A depressão decorrente à guerra e a desativação de parques industriais voltados para o conflito conduziram a aviação para um estado de letargia. Os grandes investimentos repentinamente foram interrompidos e as fábricas encerraram ou reduziram a sua produção a quase zero. Entretanto, o ideal, a importância e o fascínio que a aviação exercia sobre o público, permaneceram indeléveis. Pilotos, construtores e empresários, cada um a sua maneira, começaram a vislumbrar novos horizontes para a atividade. As sobras de guerra facilitaram as aquisições de aeronaves, e os avanços tecnológicos alcançados no período estimularam novas condições de emprego da aviação. Nessa nova fase, os desafios de transpor longas distâncias em seus territórios e permanecer mais tempo no ar, em voos de longa duração, já não satisfaziam pilotos e construtores. O Mediterrâneo já fora vencido. As linhas aéreas ensaiavam os primeiros passos.
A África e a Europa já eram servidas por alguns voos com passageiros. As metas, a partir daí, eram cruzar oceanos, vencer distâncias e barreiras naturais em voos intercontinentais. O objetivo óbvio era atravessar o Oceano Atlântico, ligando a Europa à América. Antes da eclosão da Primeira Guerra Mundial, Glen Curtiss planejou atravessar o Atlântico com um dos seus hidroaviões.
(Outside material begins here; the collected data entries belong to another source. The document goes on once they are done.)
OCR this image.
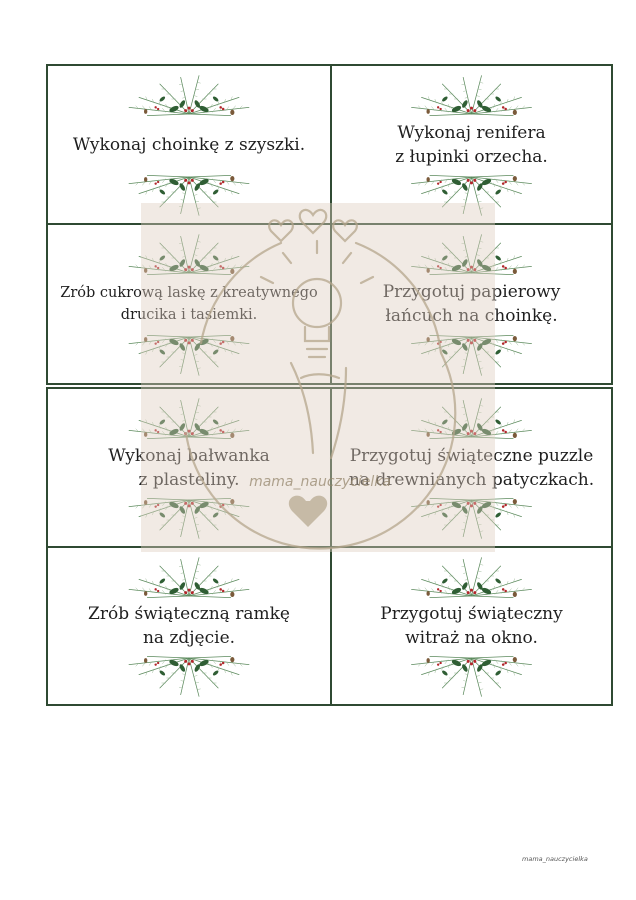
Wykonaj choinkę z szyszki.
Wykonaj renifera
z łupinki orzecha.
Zrób cukrową laskę z kreatywnego
drucika i tasiemki.
Przygotuj papierowy
łańcuch na choinkę.
Wykonaj bałwanka
z plasteliny.
Przygotuj świąteczne puzzle
na drewnianych patyczkach.
Zrób świąteczną ramkę
na zdjęcie.
Przygotuj świąteczny
witraż na okno.
mama_nauczycielka
mama_nauczycielka
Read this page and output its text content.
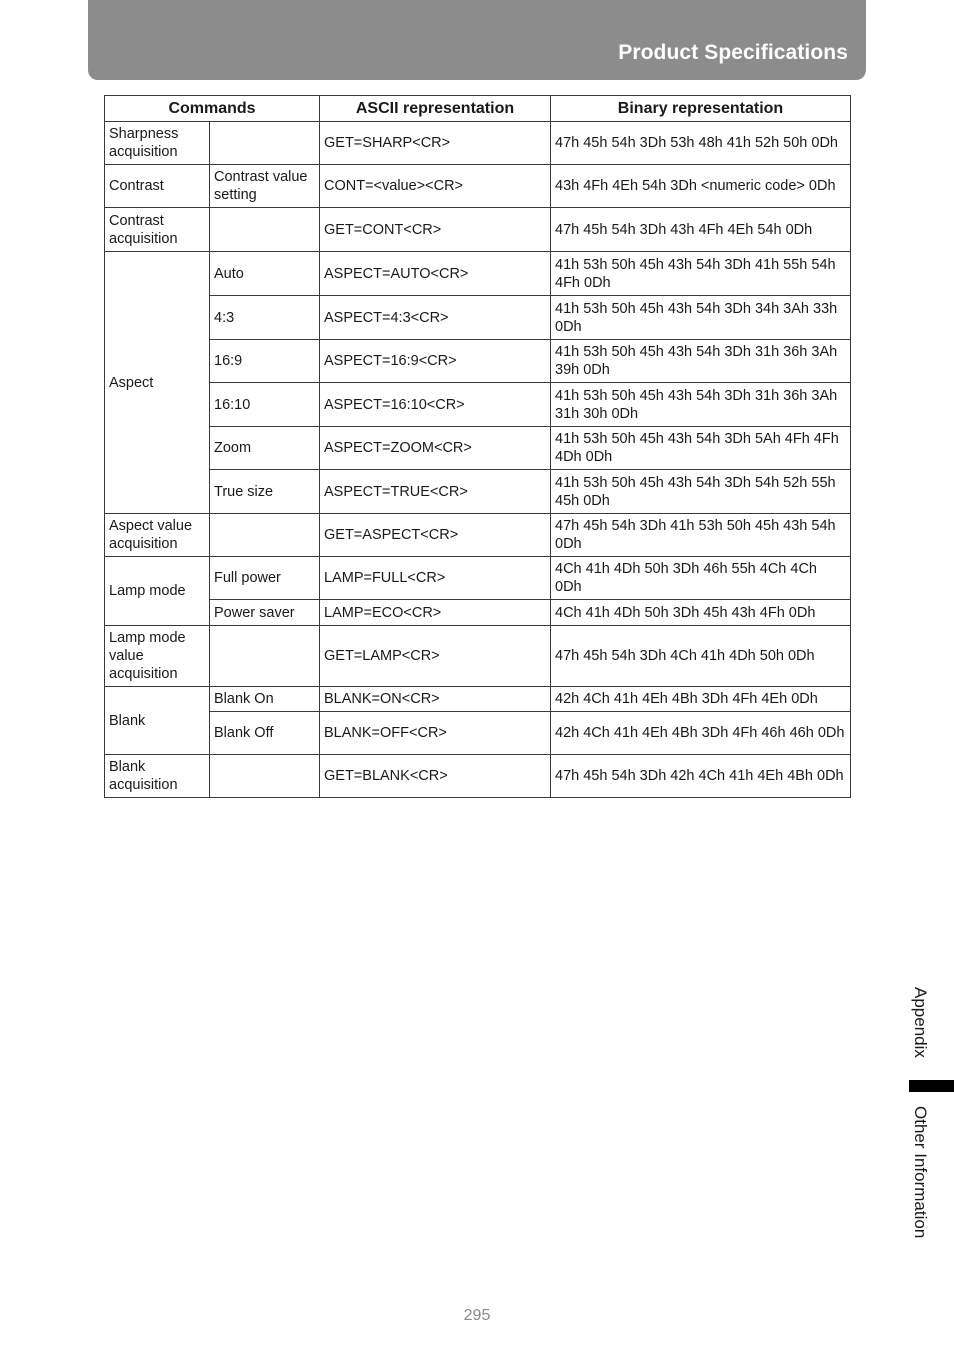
Product Specifications
Commands		ASCII representation	Binary representation
Sharpness acquisition		GET=SHARP<CR>	47h 45h 54h 3Dh 53h 48h 41h 52h 50h 0Dh
Contrast	Contrast value setting	CONT=<value><CR>	43h 4Fh 4Eh 54h 3Dh <numeric code> 0Dh
Contrast acquisition		GET=CONT<CR>	47h 45h 54h 3Dh 43h 4Fh 4Eh 54h 0Dh
Aspect	Auto	ASPECT=AUTO<CR>	41h 53h 50h 45h 43h 54h 3Dh 41h 55h 54h 4Fh 0Dh
	4:3	ASPECT=4:3<CR>	41h 53h 50h 45h 43h 54h 3Dh 34h 3Ah 33h 0Dh
	16:9	ASPECT=16:9<CR>	41h 53h 50h 45h 43h 54h 3Dh 31h 36h 3Ah 39h 0Dh
	16:10	ASPECT=16:10<CR>	41h 53h 50h 45h 43h 54h 3Dh 31h 36h 3Ah 31h 30h 0Dh
	Zoom	ASPECT=ZOOM<CR>	41h 53h 50h 45h 43h 54h 3Dh 5Ah 4Fh 4Fh 4Dh 0Dh
	True size	ASPECT=TRUE<CR>	41h 53h 50h 45h 43h 54h 3Dh 54h 52h 55h 45h 0Dh
Aspect value acquisition		GET=ASPECT<CR>	47h 45h 54h 3Dh 41h 53h 50h 45h 43h 54h 0Dh
Lamp mode	Full power	LAMP=FULL<CR>	4Ch 41h 4Dh 50h 3Dh 46h 55h 4Ch 4Ch 0Dh
	Power saver	LAMP=ECO<CR>	4Ch 41h 4Dh 50h 3Dh 45h 43h 4Fh 0Dh
Lamp mode value acquisition		GET=LAMP<CR>	47h 45h 54h 3Dh 4Ch 41h 4Dh 50h 0Dh
Blank	Blank On	BLANK=ON<CR>	42h 4Ch 41h 4Eh 4Bh 3Dh 4Fh 4Eh 0Dh
	Blank Off	BLANK=OFF<CR>	42h 4Ch 41h 4Eh 4Bh 3Dh 4Fh 46h 46h 0Dh
Blank acquisition		GET=BLANK<CR>	47h 45h 54h 3Dh 42h 4Ch 41h 4Eh 4Bh 0Dh
Appendix
Other Information
295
Terminado o conflito, ele retomou o projeto em 1918 e, em maio de 1919, três quadrimotores Curtiss Fly Boatsda Marinha Americana – NC-1, NC-3 e NC-4 –, sob o comando de John H. Towers, decolaram de Rockaway, estado de Nova York, rumo a Trepassey Bay, Terra Nova. Depois, partindo de Trepassey Bay, eles voaram até as Ilhas do Açores e, das Ilhas, completam a travessia marítima até Lisboa. Após 19 dias – incluindo 42 horas de voo –somente um dos aparelhos, o NC- 4, pilotado pelo Tenente Albert C. Read, alcançou o destino. A travessia oceânica de 2.240 km até os Açores, num tempo de 15 horas e 18 minutos, foi um recorde para a época. Logo após pousar em Lisboa, depois de um longo, conturbado e histórico voo de 6.280 km, o Tenente Albert Read enviou uma mensagem para a sua base: “Estamos em segurança do outro lado da lagoa. O trabalho foi concluído.” Concluindo a jornada, Read enfrentou mais 1.350 km de voo até Plymouth, na Inglaterra.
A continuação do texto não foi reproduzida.